The Village guys suggested using improv scenes in place of spots where a real cable news parody show, like The Daily Show, would throw to a video. It was a great idea, it worked, and I did heaps of shows based on that kernel of an idea for years.
In the wine doc project, I’m using improvised scenes in spots where a more serious, traditional documentary would use a reenactment. This works, first and foremost, as you will see, because I happen to know a bunch of unbelievably hilarious people.
Look, I am a writer. It’s my thing. I would love to write every syllable and then demand, like a Mamet-Sorkin lovebaby whom everyone abhors, that my dialogue be delivered exactly.
I simply can’t afford it. Locations charge by the hour. Video and audio equipment is rented by the day. Plus, people’s time is valuable. Hopefully, some day, I get to a point in my career where I can afford to make something like that, but for now, it is out of reach.
Hell, it’d be great just to be able to afford a DP and a soundie. Dreams!
What’s going to happen if I finally can afford to work Mamet-Sorkinesque and the result is nowhere near as funny as the way I’m doing it now? I’ll feel like a real doodoo dumdum then, won’t I?
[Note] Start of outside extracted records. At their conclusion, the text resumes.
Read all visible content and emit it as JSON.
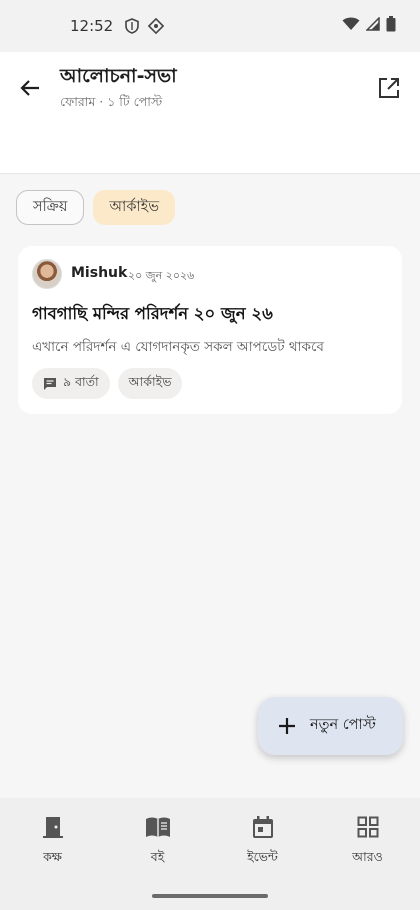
{
  "status_bar": {
    "time": "12:52"
  },
  "header": {
    "title": "আলোচনা-সভা",
    "subtitle": "ফোরাম · ১ টি পোস্ট"
  },
  "filters": {
    "active_label": "সক্রিয়",
    "archive_label": "আর্কাইভ"
  },
  "post": {
    "author": "Mishuk",
    "date": "২০ জুন ২০২৬",
    "title": "গাবগাছি মন্দির পরিদর্শন ২০ জুন ২৬",
    "description": "এখানে পরিদর্শন এ যোগদানকৃত সকল আপডেট থাকবে",
    "messages_label": "৯ বার্তা",
    "status_tag": "আর্কাইভ"
  },
  "fab": {
    "label": "নতুন পোস্ট"
  },
  "bottom_nav": {
    "items": [
      {
        "label": "কক্ষ",
        "icon": "door-icon"
      },
      {
        "label": "বই",
        "icon": "book-icon"
      },
      {
        "label": "ইভেন্ট",
        "icon": "calendar-icon"
      },
      {
        "label": "আরও",
        "icon": "grid-icon"
      }
    ]
  },
  "colors": {
    "archive_chip": "#fbe9c9",
    "fab_background": "#dfe4f1"
  }
}
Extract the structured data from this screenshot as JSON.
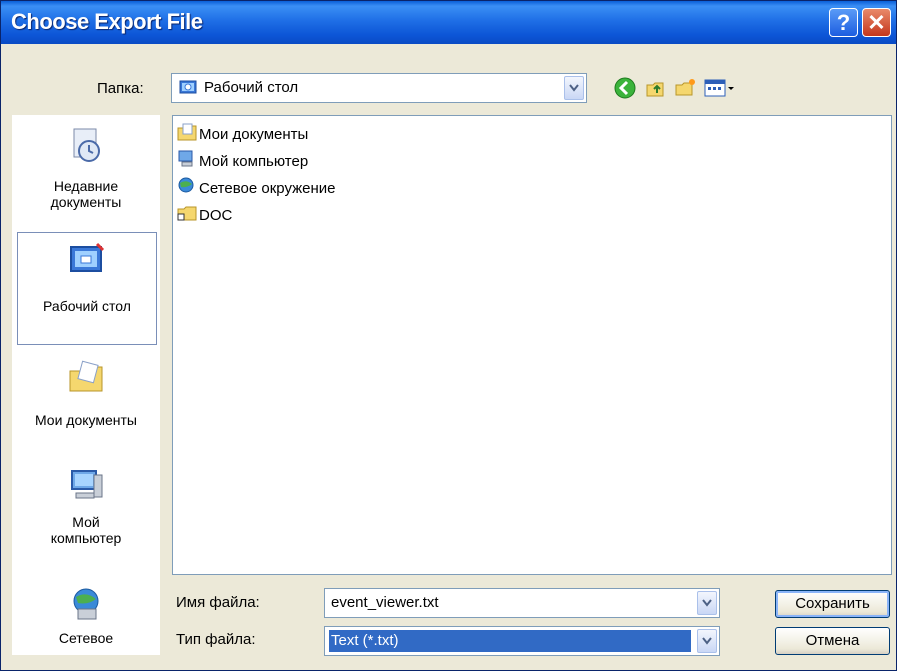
{
  "window": {
    "title": "Choose Export File"
  },
  "titlebar": {
    "help": "?",
    "close": "✕"
  },
  "lookin": {
    "label": "Папка:",
    "value": "Рабочий стол"
  },
  "places": [
    {
      "label_line1": "Недавние",
      "label_line2": "документы"
    },
    {
      "label_line1": "Рабочий стол",
      "label_line2": ""
    },
    {
      "label_line1": "Мои документы",
      "label_line2": ""
    },
    {
      "label_line1": "Мой",
      "label_line2": "компьютер"
    },
    {
      "label_line1": "Сетевое",
      "label_line2": ""
    }
  ],
  "files": [
    {
      "name": "Мои документы",
      "icon": "my-documents-icon"
    },
    {
      "name": "Мой компьютер",
      "icon": "my-computer-icon"
    },
    {
      "name": "Сетевое окружение",
      "icon": "network-icon"
    },
    {
      "name": "DOC",
      "icon": "folder-icon"
    }
  ],
  "filename": {
    "label": "Имя файла:",
    "value": "event_viewer.txt"
  },
  "filetype": {
    "label": "Тип файла:",
    "value": "Text (*.txt)"
  },
  "buttons": {
    "save": "Сохранить",
    "cancel": "Отмена"
  }
}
Regardless, these guys can take any scenario and make a story out of it. Honestly, it’s thrilling to watch.
I’d be even more thrilled if you shared this post, any other post, or helped me make more stuff by going paid.
In this scene you’ll see James Joslin, Jessica Vance, and Bijou Ede. In the wider film you’ll also see Reese Garcia and Sarah Wilkin who performed on the day in separate scenes.
You might recognize Bijou’s voice from the cast of Grievance Gulch, our animated show which is out on Tubi here.
Let me reiterate: this audio sucks. The performers are captured on an overhead mic only in a very echo-ey room with the mic way too far away. And yet, as proof of the concept of a fake reenactment improvised in the moment, these guys nailed it.
I’m gutted that this one didn’t pan out because I love the moments the cast delivered. But I promise you, there were many other great moments that are in the final cut. You will get to see these guys shine when the film is done.
For now, thanks for reading, thanks for watching, and if you have a weird idea to make art, give it a shot. It might work.